Infrastructure and construction

Post Union Budget 2007, the prices of most construction and infrastructure companies have come down significantly.

However, analysts are of the view that at these levels, some of these stocks might be attractive. If India has to grow and sustain the current rate of growth, the country needs to keep investing more on development of roads, ports and airports.

According to estimates the current spending on infrastructure, which is about 3.5 per cent of the GDP is expected to touch about 7 per cent of GDP by 2010. Within the infrastructure sector, the diversified players as well as companies associated with the construction of roads will continue to show better result.

Investors need to look at valuations, size and quality of the order book and capital efficiency of the company. L&T is one such diversified player having presence in diverse area of infrastructure.

Other like IVRCL, Simplex Infrastructure, Gammon India and Punj Lloyd are the national players in the different segments, which will be benefited with the infrastructure boom in the country.

Shipbuilding

Although a late entrant, the Indian shipbuilding industry is gaining grounds over the dominant players like South Korea, China and Japan.

India's low labour costs, supportive government policies and increasing technical expertise have been the growth drivers for the sector. Indian shipbuilding companies' order book has gone up by nine-fold in the last four years.

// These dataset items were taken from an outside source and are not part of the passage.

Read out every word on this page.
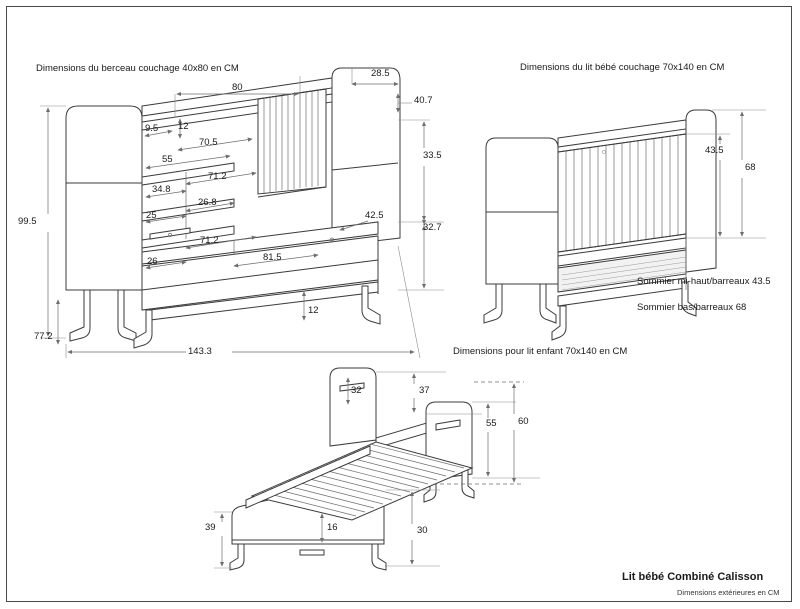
Dimensions du berceau couchage 40x80 en CM	Dimensions du lit bébé couchage 70x140 en CM
Dimensions pour lit enfant 70x140 en CM
28.5
40.7
80
9.5 12
70.5
55	33.5
71.2
34.8
26.8
25	42.5
32.7
71.2
81.5
26
99.5
12
77.2
143.3
43.5
68
Sommier mi-haut/barreaux 43.5
Sommier bas/barreaux 68
32	37
55 60
39	16	30
Lit bébé Combiné Calisson
Dimensions extérieures en CM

Indian companies have also been able to get a foothold in building small and specialised vessels. For instance, ABG Shipyard has emerged as the world's largest yard in terms of order book for anchor handling tug supply vessel (AHTS) and offshore vessels.

The company has strong order-book position of Rs 3,500 crore (Rs 35 lion), almost 6.5 times its FY06 revenue. Though India has a minuscule market share of less than one per cent of global ship building industry, investors perceive it as an opportunity and expect the market share to grow to 5-6 per cent in the next five years.

Looking beyond

The list of the sectors and stocks does not end here. There will be more sectors and many more companies within these sectors. Investors need to understand the visibility, sustainability, size of the opportunity and individual characteristics of the businesses to take the decision.

Sectors like, steel pipes, media, liquor and information technology are as good as those mentioned above in terms of growth and visibility of the earnings. A selective assessment of individual scrips in these sectors can fetch a better result.

Besides these sectors, there are many niche players, which have excellent business models and long term prospects to support the growth. To put it in perspective, one such players is Everest Kanto, the market leader in high pressure industrial gas and CNG cylinders, which will benefit hugely from growing domestic demand.

The company has the first mover advantage and is the only listed player available in the industry. Driven by deficit production and growing domestic demand, the company is expecting a 50 per cent growth over the next two years. CNG stations in India are expected to double by 2010 from the current 350, and the industry is expected to grow at 30 per cent annually.

Strong franchise

Last but not the least, one easy way to ensure low portfolio volatility and above average returns over the long-term is to purchase shares of business having significant franchise value.

These are some of the established and large businesses run by experienced and quality management having strong brand equity, solid financials and consistent growth in revenue and earnings.

"Buy companies with strong histories of profitability and with a dominant business franchise," says Warren Buffett.   These are the market leaders and known brand in their respective sectors.

"Given the market volatility we have invested a large part of our portfolio into some of the selective large-cap companies such as Reliance Industries," says Sudhir Nair, Bonanza Portfolio.

Market analysts advise investing a part of the portfolio into selective large-cap companies diversified into different sectors. Companies like ITC, Infosys, TCS, Marico, L&T and Mahindra & Mahindra also hold potential.